清韵只得讪讪的闭嘴,并未答话。萧煊见她低头不语,一副受气时的可怜兮兮的模样,不由得面色渐缓。“你就在这好好听琴,哪儿都不许去。”萧煊用极愤然却又无奈的语气缓缓开口。说完也就不再搭理清韵,双手自然的抚上琴弦,缓缓拨弄起来,空灵悦耳的琴声不绝于耳。
清韵此时根本无心听琴,满脑子盘根错节的胡乱心思,压根没注意萧煊弹出的美妙琴音。她一直在想萧烨的病到底有没有好?紫菀能不能照顾好他?而萧煊最近举止反常,自己究竟该找个什么样的机会才能找出真相?
像是意识到身侧那人的失神,萧煊也根本静不下心来弹琴,心中一阵烦闷,弦也越抚越急,其声铮铮然。一曲罢了,萧煊见清韵还未收回思绪,讥讽似的发问:“你觉得刚才那首曲子我弹得如何?”

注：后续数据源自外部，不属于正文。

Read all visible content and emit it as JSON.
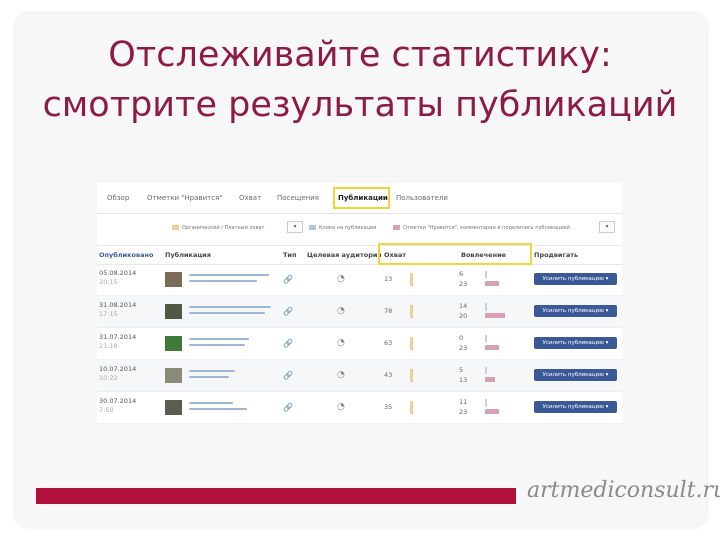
{
  "slide": {
    "title_line1": "Отслеживайте статистику:",
    "title_line2": "смотрите результаты публикаций",
    "footer_logo": "artmediconsult.ru"
  },
  "colors": {
    "title": "#8e1b47",
    "footer_bar": "#b0103a",
    "highlight": "#f2d43a",
    "button": "#3b5998"
  },
  "tabs": [
    "Обзор",
    "Отметки \"Нравится\"",
    "Охват",
    "Посещения",
    "Публикации",
    "Пользователи"
  ],
  "active_tab": "Публикации",
  "legend": [
    {
      "label": "Органический / Платный охват",
      "color": "#f1cf92"
    },
    {
      "label": "Клики на публикации",
      "color": "#b8c4e6"
    },
    {
      "label": "Отметки \"Нравится\", комментарии и поделились публикацией",
      "color": "#d6a0b5"
    }
  ],
  "table_headers": [
    "Опубликовано",
    "Публикация",
    "Тип",
    "Целевая аудитория",
    "Охват",
    "Вовлечение",
    "Продвигать"
  ],
  "rows": [
    {
      "date": "05.08.2014",
      "time": "20:15",
      "reach": "13",
      "engagement": [
        "6",
        "23"
      ],
      "button": "Усилить публикацию"
    },
    {
      "date": "31.08.2014",
      "time": "17:15",
      "reach": "78",
      "engagement": [
        "14",
        "20"
      ],
      "button": "Усилить публикацию"
    },
    {
      "date": "31.07.2014",
      "time": "21:18",
      "reach": "63",
      "engagement": [
        "0",
        "23"
      ],
      "button": "Усилить публикацию"
    },
    {
      "date": "10.07.2014",
      "time": "10:22",
      "reach": "43",
      "engagement": [
        "5",
        "13"
      ],
      "button": "Усилить публикацию"
    },
    {
      "date": "30.07.2014",
      "time": "7:50",
      "reach": "35",
      "engagement": [
        "11",
        "23"
      ],
      "button": "Усилить публикацию"
    }
  ],
  "icons": {
    "type": "link-icon",
    "target": "target-audience-icon",
    "dropdown": "chevron-down-icon"
  }
}
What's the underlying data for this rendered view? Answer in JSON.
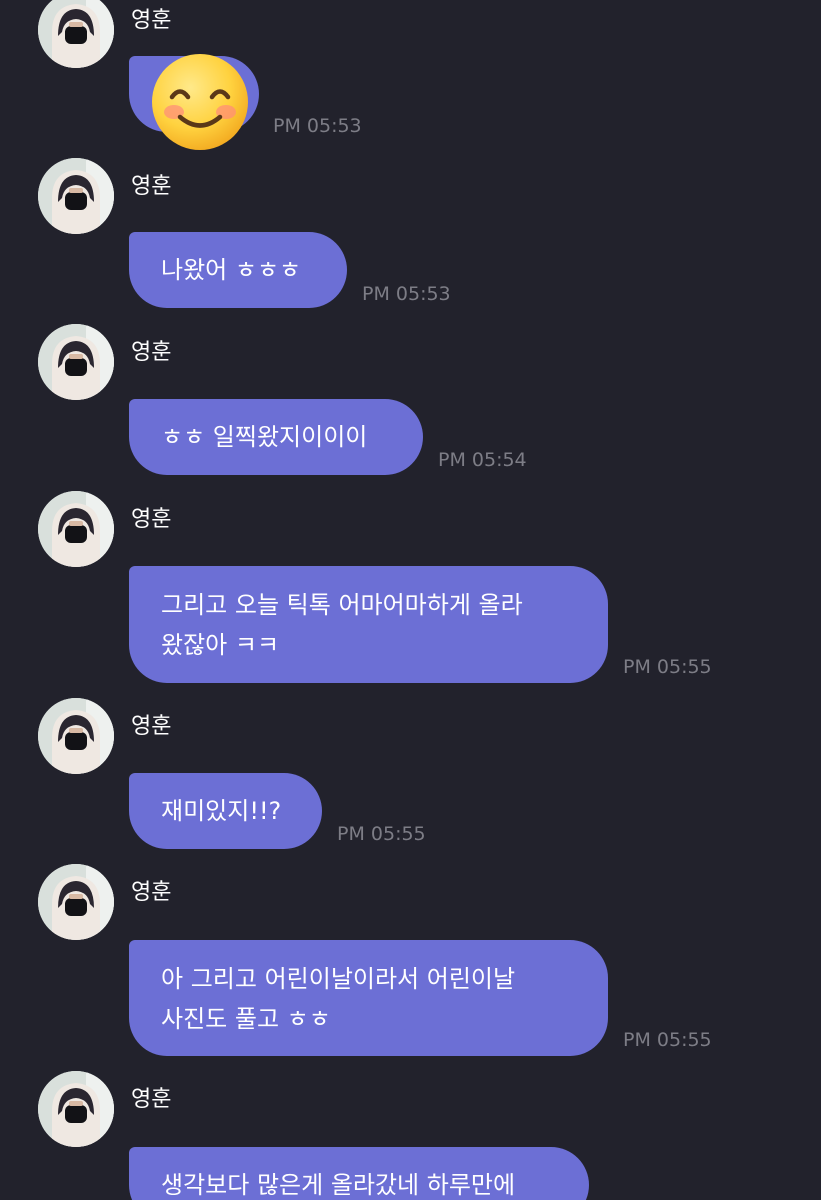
{
  "messages": [
    {
      "sender": "영훈",
      "type": "emoji",
      "emoji": "smiling-face-with-smiling-eyes",
      "time": "PM 05:53"
    },
    {
      "sender": "영훈",
      "type": "text",
      "lines": [
        "나왔어 ㅎㅎㅎ"
      ],
      "time": "PM 05:53"
    },
    {
      "sender": "영훈",
      "type": "text",
      "lines": [
        "ㅎㅎ 일찍왔지이이이"
      ],
      "time": "PM 05:54"
    },
    {
      "sender": "영훈",
      "type": "text",
      "lines": [
        "그리고 오늘 틱톡 어마어마하게 올라",
        "왔잖아 ㅋㅋ"
      ],
      "time": "PM 05:55"
    },
    {
      "sender": "영훈",
      "type": "text",
      "lines": [
        "재미있지!!?"
      ],
      "time": "PM 05:55"
    },
    {
      "sender": "영훈",
      "type": "text",
      "lines": [
        "아 그리고 어린이날이라서 어린이날",
        "사진도 풀고 ㅎㅎ"
      ],
      "time": "PM 05:55"
    },
    {
      "sender": "영훈",
      "type": "text",
      "lines": [
        "생각보다 많은게 올라갔네 하루만에"
      ],
      "time": ""
    }
  ],
  "colors": {
    "background": "#22222c",
    "bubble": "#6c6fd5",
    "timestamp": "#7d7d86",
    "text": "#ffffff"
  }
}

清韵被他猛的一问,脑海里一片茫然,吞吞吐吐的说:“奴婢觉得、觉得太子琴艺精湛,弹得甚好。”
萧煊抬眼看她,剑眉微蹙,正欲说话,恰听得一阵笑声由远及近,穿耳而过。二人皆抬头看去,只见来人身着一袭青黛色锦纹长袍,步履悠然缓缓而来,嘴角洋溢着恣意不羁的浅笑,依旧风度翩翩的桀骜模样。此人若非沈逸,只怕世上也再没人如他这般。
“哈哈,清姑娘怎么也学会阿谀奉承,撒谎骗人了?”沈逸走进亭中,笑意不减反增。
清韵被他说得无言相对,暗自疑惑他怎么知道自己撒谎?
沈逸像是看穿了清韵的困惑,接着说道:“刚才一曲《高山流水》本是伯牙既遇知音的旷世之作,开始部分旋律若隐若现,犹见高山之巅,飘忽不定。而太子所奏,旋律激扬急促,显然心境并未平和,而且一曲未完就草草收尾,实在不及太子平日水平的十分之一。如此说来,清姑娘怎么能说太子弹得甚好呢?”
清韵被他说的满脸通红,心虚的辩解道:“奴婢学识浅薄,对琴韵更是知之甚少,听不懂也很正常。”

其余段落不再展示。